Because RLI maintenance sits directly on the write path, the key question is whether a metadata-table-backed global index can sustain production streaming workloads without becoming a bottleneck.

Our evaluation focused on three questions:

  • Can Flink RLI sustain high-throughput ingestion against large existing tables?
  • Can checkpoint completion remain comfortably within streaming SLAs?
  • Does maintaining the metadata-table index materially impact write throughput or operational stability?

The goal was not to compare RLI against bucket index. Bucket index is a partition-local solution and will always have lower lookup costs. Instead, the goal was to validate that global indexing on Flink is operationally viable at production scale.

Benchmark Environment

Both benchmark runs used the same baseline environment:

  • ~1 billion existing records
  • ~1 TB table size on disk
  • 100 date partitions
  • 100 RLI shards
  • Flink standalone cluster with 4 workers
    • 64 vCPU / 256 GB RAM per worker

We evaluated two ingestion profiles:

RunIngestion RateIncremental RecordsCheckpoint Interval
Baseline20K records/sec50M5 minutes
Aggressive50K records/sec100M3 minutes

Results

The aggressive workload successfully sustained 50,000 records per second against a table containing approximately 1 billion existing records while maintaining a 3-minute checkpoint SLA.

Despite the increased ingestion pressure, checkpoints remained comfortably within budget, averaging 24.1 seconds end-to-end. The job completed the full 100 million-record workload without instability, source backpressure remained manageable, and ingestion throughput stayed near the target rate throughout the run.

MetricAverageP99
Checkpoint SLA180s180s
Checkpoint E2E24.1s
Minibatch Lookup Latency3.35s8.94s
Data Flush Latency0.29s1.43s
Index Flush Latency2.33s4.84s

Lookup latency increased relative to the baseline run due to higher minibatch fan-out and reduced cache locality. However, both data writes and index maintenance remained well below checkpoint deadlines, demonstrating that MDT-backed global indexing can operate within typical streaming SLAs at this scale.

Note: The benchmark intentionally stresses the worst-case scenario. Many real-world CDC workloads exhibit strong temporal locality, causing repeated updates to a relatively small working set of keys. In those environments, cache hit rates and effective lookup latency are expected to improve further.

Takeaways from the benchmarks

The benchmark demonstrates that MDT-backed global indexing is operationally viable for large-scale Flink ingestion. Even under the more aggressive workload, checkpoint completion remained comfortably within the configured SLA, while lookup and index maintenance costs stayed bounded.

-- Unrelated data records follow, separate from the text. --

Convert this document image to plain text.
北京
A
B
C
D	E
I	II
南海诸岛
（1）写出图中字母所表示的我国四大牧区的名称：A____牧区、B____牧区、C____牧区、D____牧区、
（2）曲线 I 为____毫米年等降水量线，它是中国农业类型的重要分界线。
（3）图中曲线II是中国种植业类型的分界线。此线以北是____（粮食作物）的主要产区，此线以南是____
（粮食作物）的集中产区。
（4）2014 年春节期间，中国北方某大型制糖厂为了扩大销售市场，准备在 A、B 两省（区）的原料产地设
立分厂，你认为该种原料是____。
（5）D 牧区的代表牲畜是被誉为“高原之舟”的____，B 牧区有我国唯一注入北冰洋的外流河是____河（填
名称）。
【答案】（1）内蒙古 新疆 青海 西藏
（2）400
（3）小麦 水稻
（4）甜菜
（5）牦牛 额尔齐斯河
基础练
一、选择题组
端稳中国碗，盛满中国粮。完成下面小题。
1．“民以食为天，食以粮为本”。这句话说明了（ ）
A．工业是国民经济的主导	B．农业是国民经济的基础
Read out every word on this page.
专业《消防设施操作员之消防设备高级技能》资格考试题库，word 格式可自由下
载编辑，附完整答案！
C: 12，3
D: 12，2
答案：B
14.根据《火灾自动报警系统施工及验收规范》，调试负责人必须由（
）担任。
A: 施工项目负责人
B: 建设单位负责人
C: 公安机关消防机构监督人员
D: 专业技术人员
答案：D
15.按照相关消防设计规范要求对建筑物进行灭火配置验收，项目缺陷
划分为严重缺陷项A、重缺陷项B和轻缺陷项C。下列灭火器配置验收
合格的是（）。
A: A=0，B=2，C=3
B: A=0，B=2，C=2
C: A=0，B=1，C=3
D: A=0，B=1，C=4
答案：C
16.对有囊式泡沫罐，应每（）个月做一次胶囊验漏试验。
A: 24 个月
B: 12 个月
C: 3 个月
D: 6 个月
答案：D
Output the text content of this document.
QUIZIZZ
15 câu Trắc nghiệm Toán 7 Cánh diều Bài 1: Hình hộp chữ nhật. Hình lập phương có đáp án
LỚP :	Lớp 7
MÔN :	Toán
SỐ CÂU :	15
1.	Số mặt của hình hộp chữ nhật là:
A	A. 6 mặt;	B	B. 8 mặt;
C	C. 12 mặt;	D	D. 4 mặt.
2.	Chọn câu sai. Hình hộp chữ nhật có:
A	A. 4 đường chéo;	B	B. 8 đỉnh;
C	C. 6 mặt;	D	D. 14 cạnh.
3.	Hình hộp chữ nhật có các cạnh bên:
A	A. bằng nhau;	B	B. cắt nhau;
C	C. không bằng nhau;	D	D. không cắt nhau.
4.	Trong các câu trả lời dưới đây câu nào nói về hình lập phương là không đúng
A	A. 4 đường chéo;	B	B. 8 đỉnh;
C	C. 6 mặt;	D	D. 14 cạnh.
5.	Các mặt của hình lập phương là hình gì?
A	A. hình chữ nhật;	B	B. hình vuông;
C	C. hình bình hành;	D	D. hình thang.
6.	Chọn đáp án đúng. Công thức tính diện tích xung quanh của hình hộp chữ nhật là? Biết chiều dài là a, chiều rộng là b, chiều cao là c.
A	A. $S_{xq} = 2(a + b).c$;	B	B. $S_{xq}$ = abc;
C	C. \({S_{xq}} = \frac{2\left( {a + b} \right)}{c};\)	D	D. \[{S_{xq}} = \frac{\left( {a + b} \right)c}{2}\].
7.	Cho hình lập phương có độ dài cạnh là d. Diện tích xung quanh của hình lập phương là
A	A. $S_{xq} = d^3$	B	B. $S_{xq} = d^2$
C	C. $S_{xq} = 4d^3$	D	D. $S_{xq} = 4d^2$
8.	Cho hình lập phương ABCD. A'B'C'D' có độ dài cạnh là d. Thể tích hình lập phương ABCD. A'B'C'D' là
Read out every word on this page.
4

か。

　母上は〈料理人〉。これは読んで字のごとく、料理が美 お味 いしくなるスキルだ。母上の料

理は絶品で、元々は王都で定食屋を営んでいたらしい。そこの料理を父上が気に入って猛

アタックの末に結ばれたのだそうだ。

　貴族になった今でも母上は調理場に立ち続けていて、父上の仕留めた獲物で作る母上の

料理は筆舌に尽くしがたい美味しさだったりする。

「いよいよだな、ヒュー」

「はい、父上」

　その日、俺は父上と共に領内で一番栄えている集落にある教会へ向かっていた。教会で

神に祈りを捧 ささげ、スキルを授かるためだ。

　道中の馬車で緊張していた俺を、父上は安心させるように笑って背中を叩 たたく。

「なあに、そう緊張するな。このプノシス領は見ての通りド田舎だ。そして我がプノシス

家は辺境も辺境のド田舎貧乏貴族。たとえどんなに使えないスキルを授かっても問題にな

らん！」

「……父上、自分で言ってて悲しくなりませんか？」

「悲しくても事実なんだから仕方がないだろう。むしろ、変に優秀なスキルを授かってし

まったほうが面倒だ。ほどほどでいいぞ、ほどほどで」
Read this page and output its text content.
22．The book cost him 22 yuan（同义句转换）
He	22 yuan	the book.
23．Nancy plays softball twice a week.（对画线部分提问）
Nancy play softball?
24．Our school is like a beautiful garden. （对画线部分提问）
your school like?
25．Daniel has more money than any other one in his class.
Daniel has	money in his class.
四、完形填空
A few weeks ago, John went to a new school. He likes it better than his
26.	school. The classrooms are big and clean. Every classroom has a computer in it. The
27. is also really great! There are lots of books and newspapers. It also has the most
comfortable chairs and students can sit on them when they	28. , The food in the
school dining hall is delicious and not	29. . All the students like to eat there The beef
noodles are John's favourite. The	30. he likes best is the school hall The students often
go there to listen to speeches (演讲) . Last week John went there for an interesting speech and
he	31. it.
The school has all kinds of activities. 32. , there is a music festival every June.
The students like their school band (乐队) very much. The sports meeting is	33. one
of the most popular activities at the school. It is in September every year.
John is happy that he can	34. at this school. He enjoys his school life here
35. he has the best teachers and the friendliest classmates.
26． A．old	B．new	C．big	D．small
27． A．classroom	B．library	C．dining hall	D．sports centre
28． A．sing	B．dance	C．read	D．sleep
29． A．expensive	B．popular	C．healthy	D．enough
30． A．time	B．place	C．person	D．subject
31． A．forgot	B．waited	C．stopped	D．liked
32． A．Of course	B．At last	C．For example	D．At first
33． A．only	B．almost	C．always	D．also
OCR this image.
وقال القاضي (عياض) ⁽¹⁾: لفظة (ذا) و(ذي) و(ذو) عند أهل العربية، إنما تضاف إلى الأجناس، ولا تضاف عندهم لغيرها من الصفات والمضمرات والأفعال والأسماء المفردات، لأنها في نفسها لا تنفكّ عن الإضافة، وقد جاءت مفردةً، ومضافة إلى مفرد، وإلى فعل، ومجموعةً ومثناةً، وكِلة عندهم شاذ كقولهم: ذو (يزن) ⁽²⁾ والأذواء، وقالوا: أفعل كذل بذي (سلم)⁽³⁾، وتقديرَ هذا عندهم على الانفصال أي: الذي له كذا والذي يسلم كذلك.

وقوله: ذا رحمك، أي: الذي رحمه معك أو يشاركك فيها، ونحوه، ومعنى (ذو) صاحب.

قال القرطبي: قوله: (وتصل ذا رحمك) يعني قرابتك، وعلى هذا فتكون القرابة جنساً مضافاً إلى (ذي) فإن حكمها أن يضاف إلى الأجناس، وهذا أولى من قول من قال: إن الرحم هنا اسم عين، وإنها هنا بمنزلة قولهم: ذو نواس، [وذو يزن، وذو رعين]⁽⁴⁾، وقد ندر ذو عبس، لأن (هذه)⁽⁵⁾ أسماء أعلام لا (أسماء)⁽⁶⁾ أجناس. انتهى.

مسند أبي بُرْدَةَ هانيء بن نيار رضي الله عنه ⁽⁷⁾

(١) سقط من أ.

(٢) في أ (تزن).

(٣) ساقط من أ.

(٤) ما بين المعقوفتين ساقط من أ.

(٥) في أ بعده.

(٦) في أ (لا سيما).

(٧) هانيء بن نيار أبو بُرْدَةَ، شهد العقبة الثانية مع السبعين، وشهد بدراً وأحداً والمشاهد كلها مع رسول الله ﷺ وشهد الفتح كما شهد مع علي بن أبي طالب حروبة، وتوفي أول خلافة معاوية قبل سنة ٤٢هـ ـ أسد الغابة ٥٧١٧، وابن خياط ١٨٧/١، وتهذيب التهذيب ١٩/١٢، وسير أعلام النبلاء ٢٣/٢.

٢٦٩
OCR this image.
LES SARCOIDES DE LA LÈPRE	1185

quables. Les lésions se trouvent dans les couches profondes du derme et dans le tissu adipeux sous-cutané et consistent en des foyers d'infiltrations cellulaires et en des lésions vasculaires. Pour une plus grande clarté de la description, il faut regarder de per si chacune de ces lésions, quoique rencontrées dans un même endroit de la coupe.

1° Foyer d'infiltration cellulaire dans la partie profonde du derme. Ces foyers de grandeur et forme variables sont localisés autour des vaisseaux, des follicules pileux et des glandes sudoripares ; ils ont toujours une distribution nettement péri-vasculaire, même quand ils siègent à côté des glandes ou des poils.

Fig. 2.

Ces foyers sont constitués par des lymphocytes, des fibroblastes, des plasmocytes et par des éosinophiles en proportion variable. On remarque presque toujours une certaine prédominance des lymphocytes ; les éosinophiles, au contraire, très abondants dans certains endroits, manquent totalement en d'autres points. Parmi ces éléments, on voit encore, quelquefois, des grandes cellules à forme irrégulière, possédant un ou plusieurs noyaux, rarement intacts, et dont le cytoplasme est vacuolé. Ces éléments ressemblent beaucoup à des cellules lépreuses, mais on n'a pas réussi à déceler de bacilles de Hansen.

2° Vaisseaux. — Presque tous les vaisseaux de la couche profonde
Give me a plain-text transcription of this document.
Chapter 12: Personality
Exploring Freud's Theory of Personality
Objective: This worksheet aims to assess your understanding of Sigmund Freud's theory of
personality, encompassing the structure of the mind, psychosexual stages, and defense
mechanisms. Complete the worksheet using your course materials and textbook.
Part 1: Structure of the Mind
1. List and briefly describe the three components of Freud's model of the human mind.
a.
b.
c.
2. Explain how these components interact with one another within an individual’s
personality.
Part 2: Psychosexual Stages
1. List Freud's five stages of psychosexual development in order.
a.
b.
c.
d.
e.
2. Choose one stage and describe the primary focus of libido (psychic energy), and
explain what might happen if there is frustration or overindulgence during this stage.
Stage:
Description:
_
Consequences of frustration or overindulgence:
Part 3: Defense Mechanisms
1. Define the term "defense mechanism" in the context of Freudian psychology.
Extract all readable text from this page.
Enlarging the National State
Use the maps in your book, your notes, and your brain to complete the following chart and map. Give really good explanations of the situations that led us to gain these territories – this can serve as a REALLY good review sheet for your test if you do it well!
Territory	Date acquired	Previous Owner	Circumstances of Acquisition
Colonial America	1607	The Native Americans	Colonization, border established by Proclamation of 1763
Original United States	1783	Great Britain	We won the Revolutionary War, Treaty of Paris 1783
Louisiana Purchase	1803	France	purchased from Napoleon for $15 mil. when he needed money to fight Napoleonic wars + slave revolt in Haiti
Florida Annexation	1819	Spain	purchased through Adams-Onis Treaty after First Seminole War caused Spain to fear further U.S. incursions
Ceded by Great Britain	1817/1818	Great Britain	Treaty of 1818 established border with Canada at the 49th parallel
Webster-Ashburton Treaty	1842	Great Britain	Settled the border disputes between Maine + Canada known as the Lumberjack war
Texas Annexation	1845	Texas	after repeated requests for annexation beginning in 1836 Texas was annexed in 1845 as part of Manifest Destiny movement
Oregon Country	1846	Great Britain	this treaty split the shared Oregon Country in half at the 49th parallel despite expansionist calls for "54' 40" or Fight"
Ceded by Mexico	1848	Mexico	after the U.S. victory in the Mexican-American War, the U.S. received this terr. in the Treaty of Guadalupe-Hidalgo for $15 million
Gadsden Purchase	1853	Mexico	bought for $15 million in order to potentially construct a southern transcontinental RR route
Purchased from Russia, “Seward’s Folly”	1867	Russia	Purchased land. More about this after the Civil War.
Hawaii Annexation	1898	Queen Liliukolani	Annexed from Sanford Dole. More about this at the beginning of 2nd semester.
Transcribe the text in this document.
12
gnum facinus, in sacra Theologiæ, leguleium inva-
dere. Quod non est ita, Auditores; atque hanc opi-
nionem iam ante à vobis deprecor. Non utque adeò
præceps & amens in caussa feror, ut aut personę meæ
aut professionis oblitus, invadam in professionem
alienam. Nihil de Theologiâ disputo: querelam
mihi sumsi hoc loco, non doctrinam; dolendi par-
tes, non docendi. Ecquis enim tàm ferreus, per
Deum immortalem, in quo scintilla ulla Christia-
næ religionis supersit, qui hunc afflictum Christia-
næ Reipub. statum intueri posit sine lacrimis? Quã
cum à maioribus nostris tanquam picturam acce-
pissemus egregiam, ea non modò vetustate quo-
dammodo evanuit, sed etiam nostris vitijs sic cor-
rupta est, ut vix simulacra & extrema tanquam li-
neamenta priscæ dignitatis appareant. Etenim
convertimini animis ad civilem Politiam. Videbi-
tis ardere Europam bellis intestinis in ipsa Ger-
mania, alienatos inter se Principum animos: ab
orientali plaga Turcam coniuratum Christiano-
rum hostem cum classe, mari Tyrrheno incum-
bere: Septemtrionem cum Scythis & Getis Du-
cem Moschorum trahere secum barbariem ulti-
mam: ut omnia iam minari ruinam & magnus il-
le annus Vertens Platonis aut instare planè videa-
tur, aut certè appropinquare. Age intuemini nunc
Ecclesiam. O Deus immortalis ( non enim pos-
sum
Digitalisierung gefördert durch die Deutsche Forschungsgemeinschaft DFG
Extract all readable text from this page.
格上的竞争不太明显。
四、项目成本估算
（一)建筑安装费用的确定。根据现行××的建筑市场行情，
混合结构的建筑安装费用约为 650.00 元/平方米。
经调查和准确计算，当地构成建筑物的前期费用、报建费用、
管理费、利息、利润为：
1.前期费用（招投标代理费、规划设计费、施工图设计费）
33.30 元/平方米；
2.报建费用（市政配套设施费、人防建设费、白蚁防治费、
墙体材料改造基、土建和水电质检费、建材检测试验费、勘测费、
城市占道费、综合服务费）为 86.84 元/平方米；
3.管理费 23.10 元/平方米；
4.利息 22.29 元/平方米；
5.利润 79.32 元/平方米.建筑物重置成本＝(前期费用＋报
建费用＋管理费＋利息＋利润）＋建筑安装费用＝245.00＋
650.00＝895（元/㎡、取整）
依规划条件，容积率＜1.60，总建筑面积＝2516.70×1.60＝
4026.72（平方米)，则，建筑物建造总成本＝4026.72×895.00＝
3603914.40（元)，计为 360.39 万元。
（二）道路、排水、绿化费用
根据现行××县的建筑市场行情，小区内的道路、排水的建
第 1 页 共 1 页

More importantly, index scalability is no longer tied to Flink state size. The global record index lives in the table itself, allowing new jobs to attach immediately, minimizing savepoint overhead, and enabling Spark and Flink writers to share the same index infrastructure.

Conclusion

Flink RLI closes one of the longest-standing gaps between Spark and Flink in Hudi's indexing architecture. By moving the global record index into the Metadata Table, Hudi decouples index scalability from Flink state while preserving the correctness guarantees required for global upserts.

For teams already using Spark RLI, Flink can now operate on the same indexed tables without rebuilding state. For teams relying on flink_state, RLI provides a path toward smaller savepoints, faster recovery, and a more operationally sustainable architecture.

With Hudi 1.2.0, stateless global upserts are now a viable and robust capability for Flink streaming workloads.